O repárese en “Si Dios no se moviera tanto”, composición muy anterior, de Terredad, vertebrada por la reiteración en cada estrofa de la prótasis de oraciones condicionales carentes de apódosis, lo que nos deja a la espera de un remate que no llega. La suspensión socarronamente se intensifica con la última palabra, “Génesis”, que nos remite a lo que no puede ser sino principio, creación desde la nada, y, por lo tanto, insinuación de la matriz circular —e interminable— del poema y su lectura:

Si Dios no se moviera tanto

en las ondas del agua,

en el sol o los cuerpos.

Si flotando en las nubes no cayera;

si no usara del tiempo

con tanta redondez en la rosa, en sus pétalos.

Si no llevara el mar, los astros,

el iris del color

a la velocidad de la materia.

Si no cambiara a cada movimiento

acelerándose en sus átomos,

o se moviera sólo menos

y nos fuera filmando la vida

en cámara lenta.

Si levitando inmóvil en un eje,

ya borradas las horas,

abolido el reloj, el tenaz minutero,

nos dejara palpar el paisaje

con el tacto del Génesis.

No es de extrañar en el creador de Blas Coll —supremo regente del ludismo verbal— la abundancia relativa de guiños como estos. Si hago hincapié en el asunto es porque nos obliga a descartar que haya sido fortuito que Montejo regalase a su buen amigo Gutiérrez Plaza los sucesivos borradores de uno de los poemas de Fábula del escriba, precisamente el titulado “Final sin fin”. El gesto fraterno abría la compuerta a una lectura en la que una versión “acabada” podía remontarse a sus orígenes para entregar la escritura a movimientos perpetuos como aquellos en tantas ocasiones contemplados por el poeta en el universo. Solo que ahora el texto consigue expandirse por voluntad de quienes lo reciben, no de quien lo engendró, y va difiriéndose su totalidad a la suma de sus versiones y a las renovadas indagaciones en ellas desde nuestras propias inquietudes.
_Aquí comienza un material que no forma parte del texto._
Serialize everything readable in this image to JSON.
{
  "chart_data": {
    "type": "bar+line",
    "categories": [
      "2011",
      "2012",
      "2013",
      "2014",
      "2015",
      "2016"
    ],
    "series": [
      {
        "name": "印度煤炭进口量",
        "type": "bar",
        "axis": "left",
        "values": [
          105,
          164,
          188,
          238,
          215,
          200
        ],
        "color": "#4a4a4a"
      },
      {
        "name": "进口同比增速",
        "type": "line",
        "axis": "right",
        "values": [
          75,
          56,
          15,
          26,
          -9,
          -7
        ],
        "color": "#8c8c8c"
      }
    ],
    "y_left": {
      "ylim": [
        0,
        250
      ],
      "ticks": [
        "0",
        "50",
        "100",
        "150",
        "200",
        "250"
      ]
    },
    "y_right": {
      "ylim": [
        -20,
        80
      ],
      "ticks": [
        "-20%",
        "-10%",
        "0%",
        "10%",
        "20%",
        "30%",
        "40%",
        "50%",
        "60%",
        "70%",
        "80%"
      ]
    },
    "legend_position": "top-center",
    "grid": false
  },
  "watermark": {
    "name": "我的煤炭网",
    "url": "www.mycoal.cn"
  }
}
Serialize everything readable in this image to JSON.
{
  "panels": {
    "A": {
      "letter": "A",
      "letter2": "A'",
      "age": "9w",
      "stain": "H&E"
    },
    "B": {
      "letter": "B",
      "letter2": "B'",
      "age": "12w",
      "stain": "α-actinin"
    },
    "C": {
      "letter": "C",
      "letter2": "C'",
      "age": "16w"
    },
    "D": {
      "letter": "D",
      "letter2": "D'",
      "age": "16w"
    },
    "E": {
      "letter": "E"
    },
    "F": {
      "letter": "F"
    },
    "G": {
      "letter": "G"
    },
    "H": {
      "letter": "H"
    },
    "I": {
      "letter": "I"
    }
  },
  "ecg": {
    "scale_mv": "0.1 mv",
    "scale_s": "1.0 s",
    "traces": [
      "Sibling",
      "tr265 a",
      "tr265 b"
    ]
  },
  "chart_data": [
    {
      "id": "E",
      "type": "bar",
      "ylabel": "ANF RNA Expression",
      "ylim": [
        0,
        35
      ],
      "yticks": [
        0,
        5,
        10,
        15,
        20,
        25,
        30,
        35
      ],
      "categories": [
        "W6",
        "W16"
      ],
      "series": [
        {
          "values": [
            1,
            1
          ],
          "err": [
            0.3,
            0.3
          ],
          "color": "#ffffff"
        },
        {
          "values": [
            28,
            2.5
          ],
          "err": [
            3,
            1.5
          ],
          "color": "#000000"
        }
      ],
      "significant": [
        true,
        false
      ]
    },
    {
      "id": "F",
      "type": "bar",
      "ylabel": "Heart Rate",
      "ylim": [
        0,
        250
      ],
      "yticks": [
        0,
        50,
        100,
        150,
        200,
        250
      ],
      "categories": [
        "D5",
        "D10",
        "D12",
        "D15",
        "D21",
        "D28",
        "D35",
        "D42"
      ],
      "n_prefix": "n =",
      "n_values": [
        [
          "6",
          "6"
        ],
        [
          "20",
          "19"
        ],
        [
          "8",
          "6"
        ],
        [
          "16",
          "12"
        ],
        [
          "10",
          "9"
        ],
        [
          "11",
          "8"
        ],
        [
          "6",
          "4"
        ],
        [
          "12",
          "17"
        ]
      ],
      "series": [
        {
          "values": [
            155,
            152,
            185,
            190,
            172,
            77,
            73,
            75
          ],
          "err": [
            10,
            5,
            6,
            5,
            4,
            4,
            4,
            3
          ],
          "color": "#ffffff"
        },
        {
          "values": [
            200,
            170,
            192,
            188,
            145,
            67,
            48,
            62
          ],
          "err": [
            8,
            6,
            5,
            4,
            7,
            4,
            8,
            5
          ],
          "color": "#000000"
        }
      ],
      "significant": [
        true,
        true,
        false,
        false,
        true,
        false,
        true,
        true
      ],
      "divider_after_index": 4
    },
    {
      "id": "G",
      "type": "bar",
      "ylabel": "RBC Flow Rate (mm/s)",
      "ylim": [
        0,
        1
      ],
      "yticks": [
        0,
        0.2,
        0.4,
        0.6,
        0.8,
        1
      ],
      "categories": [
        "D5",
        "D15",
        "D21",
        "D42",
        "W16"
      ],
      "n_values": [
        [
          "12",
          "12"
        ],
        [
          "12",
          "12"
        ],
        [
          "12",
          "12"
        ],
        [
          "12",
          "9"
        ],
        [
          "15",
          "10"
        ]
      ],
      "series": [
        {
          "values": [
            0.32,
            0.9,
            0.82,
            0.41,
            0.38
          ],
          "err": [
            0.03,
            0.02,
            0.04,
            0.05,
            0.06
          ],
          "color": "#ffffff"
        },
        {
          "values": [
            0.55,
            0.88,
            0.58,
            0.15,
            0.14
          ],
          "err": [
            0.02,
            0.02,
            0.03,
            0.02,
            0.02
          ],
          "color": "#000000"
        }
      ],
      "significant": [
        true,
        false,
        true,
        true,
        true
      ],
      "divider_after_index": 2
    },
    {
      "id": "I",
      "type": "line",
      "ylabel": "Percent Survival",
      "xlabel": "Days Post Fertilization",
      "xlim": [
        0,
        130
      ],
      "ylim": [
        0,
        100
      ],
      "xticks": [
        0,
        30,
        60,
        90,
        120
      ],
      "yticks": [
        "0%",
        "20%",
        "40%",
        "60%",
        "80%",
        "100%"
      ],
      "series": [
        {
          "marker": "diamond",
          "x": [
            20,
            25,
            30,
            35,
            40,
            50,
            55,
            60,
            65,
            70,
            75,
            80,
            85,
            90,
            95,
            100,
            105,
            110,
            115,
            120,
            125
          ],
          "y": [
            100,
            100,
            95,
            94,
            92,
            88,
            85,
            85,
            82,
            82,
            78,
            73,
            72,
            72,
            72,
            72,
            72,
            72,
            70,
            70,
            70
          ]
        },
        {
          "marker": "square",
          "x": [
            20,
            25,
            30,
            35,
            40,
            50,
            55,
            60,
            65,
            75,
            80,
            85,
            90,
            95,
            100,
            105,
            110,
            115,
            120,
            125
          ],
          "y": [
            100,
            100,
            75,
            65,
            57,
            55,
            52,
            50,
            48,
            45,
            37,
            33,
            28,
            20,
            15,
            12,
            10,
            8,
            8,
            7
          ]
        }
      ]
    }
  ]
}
De allí la importancia de que en este volumen haya no una aproximación al poema sino dos que, si bien espléndidas, no agotan el material, hecho de infinitud. ¿No es esa, después de todo, la misión de algo de otro modo tan inexplicable como una obra literaria: trascender, lograr que algunas palabras sobrevivan en los demás cuando quien las escribió se ausente?

Porque estamos, ni más ni menos, ante un acto de comunión en el lenguaje, facilitado por la buena crítica.


*Final sin fin. Eugenio Montejo. Ensayos de Miguel Gomes, Luis Miguel Isava y Arturo Gutiérrez Plaza. Camelia Ediciones en alianza con el Laboratorio Tipográfico de Caracas. Caracas, 2022.